The key technology evolution to enable this has been on two fronts. The first is the ability to monitor equipment utilisation in a plug-and-play manner for a very broad range of electrical equipment at a scale of thousands of devices in a building. Tech innovators have achieved this by applying AI and machine learning to electrical power data from equipment.

The second has been on the people occupancy front where the latest generation of sensors goes beyond presence monitoring and enables accurate people counting, social distance tracking and object detection.

Commercial real estate firm CBRE’s Integrated Lab Services, as an example, offers asset lifecycle management, support facilities, labs, manufacturing space, and critical environments for a broad range of companies – including biotech firms.

According to Paul Janssenswillen, head of scientific projects (EMEA) at CBRE, companies that have the greatest sharing culture are the ones who have already executed real-time occupancy and equipment utilisation studies.

Models to prevent underutilisation

It’s difficult to use analogies like Uber, Airbnb, and emerging flexible lab spaces and apply them to a complex industry like energy. But researchers and practitioners have already begun to explore how to transfer the principles and ideas of the sharing economy to the energy sector.

For example, Northern Gas Networks’ creation of a Customer Energy Village as a test bed for new in-home net zero technology, and its promotion as a space for any organisation wishing to trial new and emerging innovation to move in, offers a potential model for shared, pan-utility, innovation space.
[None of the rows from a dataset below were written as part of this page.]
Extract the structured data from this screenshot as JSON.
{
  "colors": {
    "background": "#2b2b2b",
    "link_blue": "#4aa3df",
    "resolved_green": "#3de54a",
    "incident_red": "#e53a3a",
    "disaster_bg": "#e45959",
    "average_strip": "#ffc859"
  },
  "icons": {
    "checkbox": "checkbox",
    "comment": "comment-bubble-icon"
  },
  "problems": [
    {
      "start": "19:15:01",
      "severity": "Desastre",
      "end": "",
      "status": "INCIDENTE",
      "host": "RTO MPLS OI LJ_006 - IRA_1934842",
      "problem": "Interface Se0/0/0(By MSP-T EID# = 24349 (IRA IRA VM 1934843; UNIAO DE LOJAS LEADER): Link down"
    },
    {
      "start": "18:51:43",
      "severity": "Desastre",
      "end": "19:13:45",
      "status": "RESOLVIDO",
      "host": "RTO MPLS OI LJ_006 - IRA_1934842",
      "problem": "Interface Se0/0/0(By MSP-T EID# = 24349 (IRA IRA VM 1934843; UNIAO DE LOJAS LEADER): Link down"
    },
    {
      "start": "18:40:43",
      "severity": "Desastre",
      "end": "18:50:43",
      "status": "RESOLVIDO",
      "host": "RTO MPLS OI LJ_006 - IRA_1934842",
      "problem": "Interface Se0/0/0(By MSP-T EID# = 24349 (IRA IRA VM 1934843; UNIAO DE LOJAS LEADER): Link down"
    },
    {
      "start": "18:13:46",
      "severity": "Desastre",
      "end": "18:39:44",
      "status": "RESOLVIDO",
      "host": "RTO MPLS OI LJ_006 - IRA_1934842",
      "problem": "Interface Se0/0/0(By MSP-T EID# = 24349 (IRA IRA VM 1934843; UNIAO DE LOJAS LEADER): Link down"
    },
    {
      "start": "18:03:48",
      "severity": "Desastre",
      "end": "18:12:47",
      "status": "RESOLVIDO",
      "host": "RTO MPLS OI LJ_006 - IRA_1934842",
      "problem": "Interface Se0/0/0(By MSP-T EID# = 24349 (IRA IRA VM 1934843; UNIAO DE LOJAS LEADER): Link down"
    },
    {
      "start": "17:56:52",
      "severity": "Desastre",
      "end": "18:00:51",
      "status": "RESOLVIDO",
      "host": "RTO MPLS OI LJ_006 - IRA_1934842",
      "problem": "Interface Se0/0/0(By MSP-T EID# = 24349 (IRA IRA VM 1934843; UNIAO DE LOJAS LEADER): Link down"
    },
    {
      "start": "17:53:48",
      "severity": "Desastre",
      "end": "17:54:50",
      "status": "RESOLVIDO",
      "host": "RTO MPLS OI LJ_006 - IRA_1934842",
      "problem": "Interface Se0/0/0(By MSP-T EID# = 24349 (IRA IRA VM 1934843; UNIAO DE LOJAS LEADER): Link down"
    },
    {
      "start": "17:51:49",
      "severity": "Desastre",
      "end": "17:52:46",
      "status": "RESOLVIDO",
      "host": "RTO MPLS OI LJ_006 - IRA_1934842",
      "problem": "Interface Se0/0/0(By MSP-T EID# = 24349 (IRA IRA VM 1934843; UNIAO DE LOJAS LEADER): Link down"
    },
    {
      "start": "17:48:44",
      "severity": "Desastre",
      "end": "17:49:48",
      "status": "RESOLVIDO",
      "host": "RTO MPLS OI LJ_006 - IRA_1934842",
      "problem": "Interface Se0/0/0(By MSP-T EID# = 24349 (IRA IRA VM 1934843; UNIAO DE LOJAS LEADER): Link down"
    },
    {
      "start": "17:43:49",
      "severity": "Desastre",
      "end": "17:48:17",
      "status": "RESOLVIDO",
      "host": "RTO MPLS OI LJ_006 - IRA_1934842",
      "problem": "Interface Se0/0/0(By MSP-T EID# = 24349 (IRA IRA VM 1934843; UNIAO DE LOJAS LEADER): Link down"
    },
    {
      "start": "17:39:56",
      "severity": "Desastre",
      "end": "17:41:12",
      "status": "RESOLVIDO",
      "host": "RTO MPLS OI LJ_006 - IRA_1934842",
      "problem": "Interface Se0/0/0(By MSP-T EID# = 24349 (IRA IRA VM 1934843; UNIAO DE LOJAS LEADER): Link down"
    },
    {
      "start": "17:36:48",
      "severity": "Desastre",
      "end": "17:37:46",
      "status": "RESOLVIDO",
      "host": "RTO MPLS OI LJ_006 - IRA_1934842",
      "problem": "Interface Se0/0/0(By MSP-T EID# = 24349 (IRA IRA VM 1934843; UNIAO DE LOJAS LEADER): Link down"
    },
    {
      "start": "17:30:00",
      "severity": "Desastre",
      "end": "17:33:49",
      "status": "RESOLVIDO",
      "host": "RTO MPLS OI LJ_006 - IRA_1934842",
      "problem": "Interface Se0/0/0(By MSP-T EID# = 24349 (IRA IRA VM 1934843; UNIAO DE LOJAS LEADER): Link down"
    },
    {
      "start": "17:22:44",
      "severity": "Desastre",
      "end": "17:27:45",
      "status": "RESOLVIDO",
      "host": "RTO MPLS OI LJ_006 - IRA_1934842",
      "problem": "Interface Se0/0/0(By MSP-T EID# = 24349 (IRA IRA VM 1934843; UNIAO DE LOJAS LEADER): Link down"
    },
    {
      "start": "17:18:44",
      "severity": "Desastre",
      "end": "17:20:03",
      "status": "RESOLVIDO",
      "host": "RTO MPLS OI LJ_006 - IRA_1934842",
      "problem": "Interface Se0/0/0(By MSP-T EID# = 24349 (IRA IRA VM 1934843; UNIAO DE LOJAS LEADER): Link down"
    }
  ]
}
Consequently, we must start thinking about shared asset models which prevent underutilisation, overconsumption, and align with today’s move toward a circular economy. Building on the sharing economy, underutilised spaces and building stock in the UK are opportunities for further innovation and a source of new jobs.

With an eye on reducing their own carbon footprint and promoting collaborative sustainability, industries such as biopharma provide a successful blueprint for other industries to follow. Utilities can get on board by facilitating their efforts.